Even if the players were to move through every single hex of my world, that would not be the end of the adventures they could find in those hexes.  The non-maze is in my head, not on the paper.  So long as I'm ready to play, the game goes on.

Yet the walls themselves are not made of cardboard and cannot be easily broken through, because I am there to say, "No."  The combat rules are fixed, the player's hit points are fixed, the effect of the dice are fixed, the access to knowledge and power is fixed, etcetera.  The walls may move back, the benefits and upgrades to the players may increase, but the manner in which they increase is also fixed.  If the players choose not to pick one of the upteenth number of paths in front of them, and instead try to bash through a wall, they'll find themselves made impotent and ~ eventually ~ tossed from the game.

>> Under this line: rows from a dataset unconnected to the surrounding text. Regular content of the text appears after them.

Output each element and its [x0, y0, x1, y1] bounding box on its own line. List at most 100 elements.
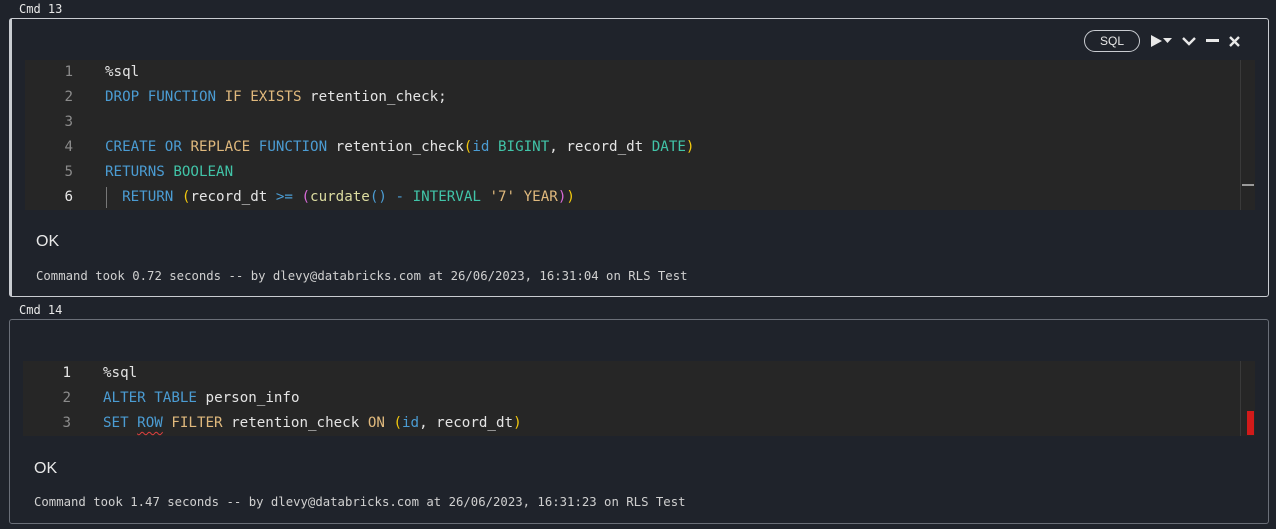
cell-label: Cmd 14: [19, 303, 63, 317]
line-number: 3: [62, 415, 71, 431]
line-number: 2: [62, 390, 71, 406]
code-line[interactable]: 6 RETURN (record_dt >= (curdate() - INTE…: [25, 185, 1255, 210]
code-text: %sql: [103, 361, 137, 386]
chevron-down-icon[interactable]: [1182, 36, 1196, 46]
code-line[interactable]: 2 ALTER TABLE person_info: [23, 386, 1255, 411]
code-token: RETURNS: [105, 164, 165, 180]
code-token: RETURN: [105, 189, 174, 205]
code-token: id: [472, 139, 490, 155]
code-text: ALTER TABLE person_info: [103, 386, 299, 411]
code-lines: 1 %sql 2 ALTER TABLE person_info 3 SET ROW FI…: [23, 361, 1255, 436]
code-token: TABLE: [154, 390, 197, 406]
code-token: '7': [489, 189, 516, 205]
language-selector[interactable]: SQL: [1083, 30, 1140, 52]
code-token: , record_dt: [419, 415, 514, 431]
code-text: RETURN (record_dt >= (curdate() - INTERV…: [105, 185, 575, 210]
code-editor[interactable]: 1 %sql 2 ALTER TABLE person_info 3 SET ROW FI…: [23, 361, 1255, 436]
editor-scrollbar[interactable]: [1240, 60, 1255, 210]
code-token: ALTER: [103, 390, 146, 406]
code-token: DATE: [651, 139, 686, 155]
line-number: 1: [64, 64, 73, 80]
code-token: INTERVAL: [412, 189, 481, 205]
code-line[interactable]: 5 RETURNS BOOLEAN: [25, 160, 1255, 185]
caret-down-icon: [1163, 38, 1172, 44]
code-token: %sql: [105, 64, 140, 80]
code-token: CREATE: [105, 139, 157, 155]
code-text: CREATE OR REPLACE FUNCTION retention_che…: [105, 135, 694, 160]
run-cell-button[interactable]: [1150, 35, 1172, 47]
play-icon: [1150, 35, 1162, 47]
code-token: YEAR: [523, 189, 558, 205]
code-token: (: [393, 415, 402, 431]
code-token: , record_dt: [549, 139, 652, 155]
code-token: retention_check;: [301, 89, 447, 105]
code-token: BIGINT: [497, 139, 550, 155]
code-token: id: [402, 415, 420, 431]
code-token: curdate: [310, 189, 370, 205]
line-number: 3: [64, 114, 73, 130]
code-line[interactable]: 1 %sql: [25, 60, 1255, 85]
code-token: OR: [164, 139, 182, 155]
scroll-position-marker: [1242, 184, 1254, 186]
editor-scrollbar[interactable]: [1240, 361, 1255, 436]
code-token: DROP: [105, 89, 140, 105]
code-token: -: [395, 189, 405, 205]
code-text: SET ROW FILTER retention_check ON (id, r…: [103, 411, 522, 436]
code-token: %sql: [103, 365, 138, 381]
error-marker: [1247, 411, 1254, 435]
code-token: BOOLEAN: [173, 164, 234, 180]
code-token: SET: [103, 415, 129, 431]
code-token: retention_check: [327, 139, 464, 155]
line-number: 6: [64, 189, 73, 205]
line-number: 2: [64, 89, 73, 105]
notebook-cell[interactable]: SQL 1 %sql 2 DROP FUNCTION IF EXISTS retent…: [9, 18, 1269, 297]
cell-result: OK: [34, 460, 58, 477]
cell-label: Cmd 13: [19, 2, 63, 16]
cell-toolbar: SQL: [1083, 30, 1240, 52]
code-token: EXISTS: [250, 89, 302, 105]
code-text: RETURNS BOOLEAN: [105, 160, 233, 185]
code-token: FILTER: [171, 415, 223, 431]
code-line[interactable]: 4 CREATE OR REPLACE FUNCTION retention_ch…: [25, 135, 1255, 160]
command-meta: Command took 1.47 seconds -- by dlevy@da…: [34, 495, 686, 509]
code-token: person_info: [196, 390, 300, 406]
code-line[interactable]: 3: [25, 110, 1255, 135]
code-token: FUNCTION: [147, 89, 217, 105]
line-number: 4: [64, 139, 73, 155]
code-token: ON: [367, 415, 385, 431]
cell-result: OK: [36, 233, 60, 250]
code-lines: 1 %sql 2 DROP FUNCTION IF EXISTS retention_…: [25, 60, 1255, 210]
code-token: IF: [224, 89, 242, 105]
command-meta: Command took 0.72 seconds -- by dlevy@da…: [36, 269, 688, 283]
code-token: >=: [275, 189, 293, 205]
code-token: REPLACE: [190, 139, 251, 155]
code-token: ): [513, 415, 522, 431]
close-icon[interactable]: [1229, 35, 1240, 47]
code-token: ): [685, 139, 695, 155]
minus-icon[interactable]: [1206, 39, 1219, 43]
code-token: record_dt: [190, 189, 276, 205]
code-token: retention_check: [222, 415, 368, 431]
code-token: (: [301, 189, 311, 205]
notebook-cell[interactable]: 1 %sql 2 ALTER TABLE person_info 3 SET ROW FI…: [9, 319, 1269, 524]
code-line[interactable]: 1 %sql: [23, 361, 1255, 386]
code-line[interactable]: 2 DROP FUNCTION IF EXISTS retention_check…: [25, 85, 1255, 110]
syntax-error-token: ROW: [137, 415, 163, 431]
code-editor[interactable]: 1 %sql 2 DROP FUNCTION IF EXISTS retention_…: [25, 60, 1255, 210]
line-number: 1: [62, 365, 71, 381]
code-line[interactable]: 3 SET ROW FILTER retention_check ON (id, …: [23, 411, 1255, 436]
line-number: 5: [64, 164, 73, 180]
code-token: (): [369, 189, 387, 205]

Just because D&D is complicated doesn't mean that it's not Settlers of Catan.  It may offer millions of arrangements that can be sorted out and advanced at a moment's notice, but the "winning" strategy is still the one that accumulates the most points (of whatever form) and ensures continued survival as the game goes on.  Settlers ends because the board is finite; D&D does not end because the board is, for general purposes, infinite.  But the principles that guide play for each, the building of strategies that produce effects that are then resolved (by dice in the way of D&D), producing a payoff and opportunities for further strategy, work alike.

Unless, of course, one chooses to ignore that a given RPG works according to rules, for reasons, in order to produce an "experience" that can't be measured meaningfully, which in turn must then be interpreted as a "feeling" receiving for having participated.

Honestly . . . are we playing a game or are we just playing?